I want to encourage all of you not to give up in this battle we wage with the world and with our own weaknesses. A love that is not chaste is simply not a true love. Let no one throw in the towel if he falls. Trust in God's mercy, ask for forgiveness and grace, and start over. The first step to having a clean heart is wanting to have a heart that is pleasing to God. If you fall, get up. If you fall a thousand times, get up a thousand times. Fight, don't give up. Don't stray from the sacraments; cultivate good friendships and habits that make you regain discipline and control over yourself. If you are a man, be a real man. If you are a woman, elevate the lives of others with your life. It is worth the fight.

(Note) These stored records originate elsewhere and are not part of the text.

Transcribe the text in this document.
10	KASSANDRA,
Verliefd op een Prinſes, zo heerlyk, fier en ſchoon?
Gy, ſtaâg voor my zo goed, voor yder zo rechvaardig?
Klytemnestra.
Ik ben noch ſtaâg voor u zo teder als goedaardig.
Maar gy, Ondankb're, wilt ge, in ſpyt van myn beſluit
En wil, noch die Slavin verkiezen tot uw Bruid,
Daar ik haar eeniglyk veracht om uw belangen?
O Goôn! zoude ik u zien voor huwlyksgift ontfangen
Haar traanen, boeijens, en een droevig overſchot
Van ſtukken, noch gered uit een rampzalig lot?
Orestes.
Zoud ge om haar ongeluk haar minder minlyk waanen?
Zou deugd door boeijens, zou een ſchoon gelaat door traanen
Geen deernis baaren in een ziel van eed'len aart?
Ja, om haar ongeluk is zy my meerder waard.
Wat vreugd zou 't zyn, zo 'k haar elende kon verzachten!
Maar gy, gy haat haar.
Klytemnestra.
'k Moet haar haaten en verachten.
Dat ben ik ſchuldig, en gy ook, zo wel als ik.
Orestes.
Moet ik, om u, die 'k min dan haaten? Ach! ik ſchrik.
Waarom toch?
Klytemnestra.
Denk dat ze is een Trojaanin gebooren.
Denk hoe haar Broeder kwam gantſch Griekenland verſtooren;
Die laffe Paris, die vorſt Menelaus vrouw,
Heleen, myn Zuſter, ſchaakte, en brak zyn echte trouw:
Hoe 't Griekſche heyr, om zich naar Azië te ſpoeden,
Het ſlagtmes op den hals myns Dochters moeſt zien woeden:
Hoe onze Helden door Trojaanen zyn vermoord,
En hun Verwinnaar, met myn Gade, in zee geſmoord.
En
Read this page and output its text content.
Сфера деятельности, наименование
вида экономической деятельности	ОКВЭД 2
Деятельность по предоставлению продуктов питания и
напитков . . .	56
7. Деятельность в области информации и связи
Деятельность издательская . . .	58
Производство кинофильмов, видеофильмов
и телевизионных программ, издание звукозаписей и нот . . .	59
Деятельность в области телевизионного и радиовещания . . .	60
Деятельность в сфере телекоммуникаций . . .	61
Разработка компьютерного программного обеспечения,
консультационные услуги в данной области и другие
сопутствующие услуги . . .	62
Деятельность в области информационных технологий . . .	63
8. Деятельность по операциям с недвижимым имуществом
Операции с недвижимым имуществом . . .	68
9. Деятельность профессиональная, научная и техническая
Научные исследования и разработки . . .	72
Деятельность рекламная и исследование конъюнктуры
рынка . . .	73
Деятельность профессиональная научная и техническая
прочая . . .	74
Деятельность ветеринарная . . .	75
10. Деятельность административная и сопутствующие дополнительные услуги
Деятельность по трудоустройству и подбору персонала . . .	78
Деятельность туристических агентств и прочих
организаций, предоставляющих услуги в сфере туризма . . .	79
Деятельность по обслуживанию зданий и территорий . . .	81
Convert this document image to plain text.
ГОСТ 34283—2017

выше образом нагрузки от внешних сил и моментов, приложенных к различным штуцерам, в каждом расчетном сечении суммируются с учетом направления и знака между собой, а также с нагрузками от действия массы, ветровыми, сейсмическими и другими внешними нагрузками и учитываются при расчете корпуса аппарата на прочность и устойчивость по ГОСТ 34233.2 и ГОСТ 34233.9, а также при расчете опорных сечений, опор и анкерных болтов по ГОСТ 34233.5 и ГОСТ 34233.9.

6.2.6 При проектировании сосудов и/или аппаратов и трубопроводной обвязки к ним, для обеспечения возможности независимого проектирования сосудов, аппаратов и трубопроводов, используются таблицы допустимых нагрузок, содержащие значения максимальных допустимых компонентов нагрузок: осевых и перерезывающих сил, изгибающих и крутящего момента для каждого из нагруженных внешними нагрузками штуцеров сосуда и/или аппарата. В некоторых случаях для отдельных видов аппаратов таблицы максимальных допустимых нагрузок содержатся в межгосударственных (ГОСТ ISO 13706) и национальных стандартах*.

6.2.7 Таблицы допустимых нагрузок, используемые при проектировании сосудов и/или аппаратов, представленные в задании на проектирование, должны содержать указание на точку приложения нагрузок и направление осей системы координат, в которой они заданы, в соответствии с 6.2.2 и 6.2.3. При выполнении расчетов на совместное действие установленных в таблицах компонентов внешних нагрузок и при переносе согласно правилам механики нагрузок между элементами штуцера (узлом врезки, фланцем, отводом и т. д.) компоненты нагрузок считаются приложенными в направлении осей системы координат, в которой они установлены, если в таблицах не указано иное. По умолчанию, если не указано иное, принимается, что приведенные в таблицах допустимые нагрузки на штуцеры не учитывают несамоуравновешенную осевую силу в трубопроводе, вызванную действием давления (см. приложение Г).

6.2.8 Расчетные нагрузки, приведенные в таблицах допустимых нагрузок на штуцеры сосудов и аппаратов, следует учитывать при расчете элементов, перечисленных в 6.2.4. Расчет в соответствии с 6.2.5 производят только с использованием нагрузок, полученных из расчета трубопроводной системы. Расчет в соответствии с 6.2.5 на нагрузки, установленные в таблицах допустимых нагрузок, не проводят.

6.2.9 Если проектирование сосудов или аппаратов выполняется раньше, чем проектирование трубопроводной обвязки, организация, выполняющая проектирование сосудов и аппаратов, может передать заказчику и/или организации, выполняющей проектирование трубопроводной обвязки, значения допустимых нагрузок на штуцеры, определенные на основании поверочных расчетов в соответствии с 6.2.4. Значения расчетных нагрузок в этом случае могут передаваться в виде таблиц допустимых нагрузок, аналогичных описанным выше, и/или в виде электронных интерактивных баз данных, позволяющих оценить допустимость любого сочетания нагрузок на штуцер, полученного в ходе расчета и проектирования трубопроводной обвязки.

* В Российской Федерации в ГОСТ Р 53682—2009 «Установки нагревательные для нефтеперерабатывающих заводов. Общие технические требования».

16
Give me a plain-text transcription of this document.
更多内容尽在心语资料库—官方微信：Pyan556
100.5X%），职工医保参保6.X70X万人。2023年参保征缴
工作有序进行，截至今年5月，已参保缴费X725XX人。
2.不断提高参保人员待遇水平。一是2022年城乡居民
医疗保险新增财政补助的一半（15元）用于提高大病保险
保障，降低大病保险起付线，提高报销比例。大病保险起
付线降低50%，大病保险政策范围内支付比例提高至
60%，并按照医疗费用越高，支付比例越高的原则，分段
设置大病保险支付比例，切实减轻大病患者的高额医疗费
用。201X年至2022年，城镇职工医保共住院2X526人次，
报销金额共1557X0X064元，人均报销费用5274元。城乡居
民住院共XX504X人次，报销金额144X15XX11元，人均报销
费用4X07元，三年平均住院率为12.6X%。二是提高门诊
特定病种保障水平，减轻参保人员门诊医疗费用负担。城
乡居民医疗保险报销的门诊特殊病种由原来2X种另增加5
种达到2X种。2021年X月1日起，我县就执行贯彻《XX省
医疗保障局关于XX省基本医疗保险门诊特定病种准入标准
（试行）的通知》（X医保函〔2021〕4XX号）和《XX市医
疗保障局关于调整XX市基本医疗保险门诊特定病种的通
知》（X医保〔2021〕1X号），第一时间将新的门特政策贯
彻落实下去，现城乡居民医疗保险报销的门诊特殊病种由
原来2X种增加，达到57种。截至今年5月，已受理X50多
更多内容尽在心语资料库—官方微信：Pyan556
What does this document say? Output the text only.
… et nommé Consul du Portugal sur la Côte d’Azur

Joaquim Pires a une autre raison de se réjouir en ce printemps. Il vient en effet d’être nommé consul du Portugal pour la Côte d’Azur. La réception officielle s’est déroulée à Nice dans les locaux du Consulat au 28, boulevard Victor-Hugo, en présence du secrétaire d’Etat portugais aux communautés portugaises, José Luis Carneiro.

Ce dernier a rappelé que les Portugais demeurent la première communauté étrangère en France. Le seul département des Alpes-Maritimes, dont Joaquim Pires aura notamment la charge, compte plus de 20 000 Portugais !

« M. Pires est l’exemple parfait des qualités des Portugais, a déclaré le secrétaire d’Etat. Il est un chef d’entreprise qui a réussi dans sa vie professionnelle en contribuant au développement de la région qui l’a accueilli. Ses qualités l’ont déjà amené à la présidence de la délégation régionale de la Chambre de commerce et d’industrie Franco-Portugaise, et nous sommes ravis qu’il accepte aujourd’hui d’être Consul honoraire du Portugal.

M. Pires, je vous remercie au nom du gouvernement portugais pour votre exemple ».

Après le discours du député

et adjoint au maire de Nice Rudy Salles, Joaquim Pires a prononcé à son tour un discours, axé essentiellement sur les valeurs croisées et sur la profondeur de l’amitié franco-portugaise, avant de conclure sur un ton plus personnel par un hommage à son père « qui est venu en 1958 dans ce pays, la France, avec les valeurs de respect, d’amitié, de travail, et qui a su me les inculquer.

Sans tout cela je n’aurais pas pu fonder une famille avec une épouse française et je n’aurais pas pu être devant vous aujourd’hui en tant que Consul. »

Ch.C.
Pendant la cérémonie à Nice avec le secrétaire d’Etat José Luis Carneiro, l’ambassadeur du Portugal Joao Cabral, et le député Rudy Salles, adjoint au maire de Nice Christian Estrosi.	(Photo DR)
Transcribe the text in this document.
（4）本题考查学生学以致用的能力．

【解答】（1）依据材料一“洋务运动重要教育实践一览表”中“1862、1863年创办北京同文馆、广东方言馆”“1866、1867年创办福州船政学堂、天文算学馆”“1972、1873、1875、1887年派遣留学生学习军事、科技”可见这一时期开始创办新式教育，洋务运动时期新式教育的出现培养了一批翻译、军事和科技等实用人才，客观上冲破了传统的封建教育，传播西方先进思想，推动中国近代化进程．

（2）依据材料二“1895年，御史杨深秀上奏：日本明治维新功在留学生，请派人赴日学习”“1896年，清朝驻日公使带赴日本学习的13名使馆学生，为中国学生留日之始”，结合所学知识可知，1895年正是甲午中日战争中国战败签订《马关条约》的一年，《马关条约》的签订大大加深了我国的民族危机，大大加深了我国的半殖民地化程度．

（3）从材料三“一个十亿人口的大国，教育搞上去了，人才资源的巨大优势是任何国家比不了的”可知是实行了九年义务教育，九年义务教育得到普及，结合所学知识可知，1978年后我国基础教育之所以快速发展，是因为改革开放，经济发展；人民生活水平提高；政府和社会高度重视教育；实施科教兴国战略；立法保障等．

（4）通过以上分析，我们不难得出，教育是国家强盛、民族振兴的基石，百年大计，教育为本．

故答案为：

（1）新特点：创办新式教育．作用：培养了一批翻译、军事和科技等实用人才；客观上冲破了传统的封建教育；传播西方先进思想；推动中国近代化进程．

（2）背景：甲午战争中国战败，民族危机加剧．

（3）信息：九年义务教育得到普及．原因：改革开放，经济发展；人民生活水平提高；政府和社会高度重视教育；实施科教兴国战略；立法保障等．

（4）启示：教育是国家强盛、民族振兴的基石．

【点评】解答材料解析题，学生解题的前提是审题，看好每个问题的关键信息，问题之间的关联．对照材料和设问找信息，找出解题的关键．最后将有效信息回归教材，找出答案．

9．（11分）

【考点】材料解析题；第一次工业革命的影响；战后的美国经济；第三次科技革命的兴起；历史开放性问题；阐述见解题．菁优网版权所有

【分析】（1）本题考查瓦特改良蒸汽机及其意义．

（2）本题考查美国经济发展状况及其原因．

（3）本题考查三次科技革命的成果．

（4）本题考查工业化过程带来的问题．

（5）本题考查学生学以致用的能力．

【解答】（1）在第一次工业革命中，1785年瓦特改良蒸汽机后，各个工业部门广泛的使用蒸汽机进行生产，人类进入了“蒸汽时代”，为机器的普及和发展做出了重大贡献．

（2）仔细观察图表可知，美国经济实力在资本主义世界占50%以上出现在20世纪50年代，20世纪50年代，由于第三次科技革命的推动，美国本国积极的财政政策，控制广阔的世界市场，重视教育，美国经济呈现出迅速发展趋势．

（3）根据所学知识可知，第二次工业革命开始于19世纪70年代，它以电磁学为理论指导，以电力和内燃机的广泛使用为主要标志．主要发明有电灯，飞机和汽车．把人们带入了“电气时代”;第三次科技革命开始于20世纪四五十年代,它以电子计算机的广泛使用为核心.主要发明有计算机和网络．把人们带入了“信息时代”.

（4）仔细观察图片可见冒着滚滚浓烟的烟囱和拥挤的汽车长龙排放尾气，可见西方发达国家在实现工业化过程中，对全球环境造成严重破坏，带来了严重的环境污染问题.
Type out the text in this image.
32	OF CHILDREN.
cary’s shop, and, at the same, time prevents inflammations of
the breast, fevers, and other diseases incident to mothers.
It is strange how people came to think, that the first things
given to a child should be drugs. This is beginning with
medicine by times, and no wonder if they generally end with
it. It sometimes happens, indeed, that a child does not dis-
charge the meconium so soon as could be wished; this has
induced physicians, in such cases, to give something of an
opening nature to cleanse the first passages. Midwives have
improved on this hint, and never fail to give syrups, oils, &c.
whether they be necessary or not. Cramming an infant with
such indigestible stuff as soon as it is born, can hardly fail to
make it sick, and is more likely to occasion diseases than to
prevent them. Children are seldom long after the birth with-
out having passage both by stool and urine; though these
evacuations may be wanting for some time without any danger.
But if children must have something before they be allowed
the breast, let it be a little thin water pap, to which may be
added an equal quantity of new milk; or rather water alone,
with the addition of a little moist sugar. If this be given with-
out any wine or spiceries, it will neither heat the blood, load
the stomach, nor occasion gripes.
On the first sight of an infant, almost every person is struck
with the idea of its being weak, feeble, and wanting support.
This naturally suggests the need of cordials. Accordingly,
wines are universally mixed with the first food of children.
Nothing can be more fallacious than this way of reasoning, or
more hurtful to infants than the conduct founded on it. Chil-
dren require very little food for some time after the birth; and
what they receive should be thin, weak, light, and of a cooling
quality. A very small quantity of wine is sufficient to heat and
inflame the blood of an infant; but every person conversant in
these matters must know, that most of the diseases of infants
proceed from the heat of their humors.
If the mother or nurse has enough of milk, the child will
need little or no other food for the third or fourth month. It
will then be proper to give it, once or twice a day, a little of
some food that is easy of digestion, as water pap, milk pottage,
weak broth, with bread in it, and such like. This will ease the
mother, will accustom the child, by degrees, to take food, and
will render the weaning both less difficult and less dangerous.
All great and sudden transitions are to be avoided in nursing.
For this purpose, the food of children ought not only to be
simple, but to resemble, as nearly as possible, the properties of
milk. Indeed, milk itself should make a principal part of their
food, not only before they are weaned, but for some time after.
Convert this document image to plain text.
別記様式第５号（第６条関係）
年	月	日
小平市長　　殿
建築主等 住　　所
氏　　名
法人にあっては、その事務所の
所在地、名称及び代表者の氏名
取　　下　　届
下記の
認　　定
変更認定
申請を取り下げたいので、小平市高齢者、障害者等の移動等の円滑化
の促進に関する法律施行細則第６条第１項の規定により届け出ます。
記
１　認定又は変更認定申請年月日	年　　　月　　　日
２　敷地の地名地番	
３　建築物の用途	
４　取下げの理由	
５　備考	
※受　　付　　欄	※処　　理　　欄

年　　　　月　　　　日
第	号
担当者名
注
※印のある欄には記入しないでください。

Let me conclude by repeating the Lord's last words in today's Gospel. Listen to them in the context of which we have spoken and thinking about them particularly referring to the virtue of Christian purity and humble and joyful chastity: “Whoever wishes to come after me must deny himself, take up his cross, and follow me. For whoever wishes to save his life will lose it, but whoever loses his life for my sake will find it. What profit would there be for one to gain the whole world and forfeit his life? Or what can one give in exchange for his life? For the Son of Man will come with his angels in his Father’s glory, and then he will repay all according to his conduct.”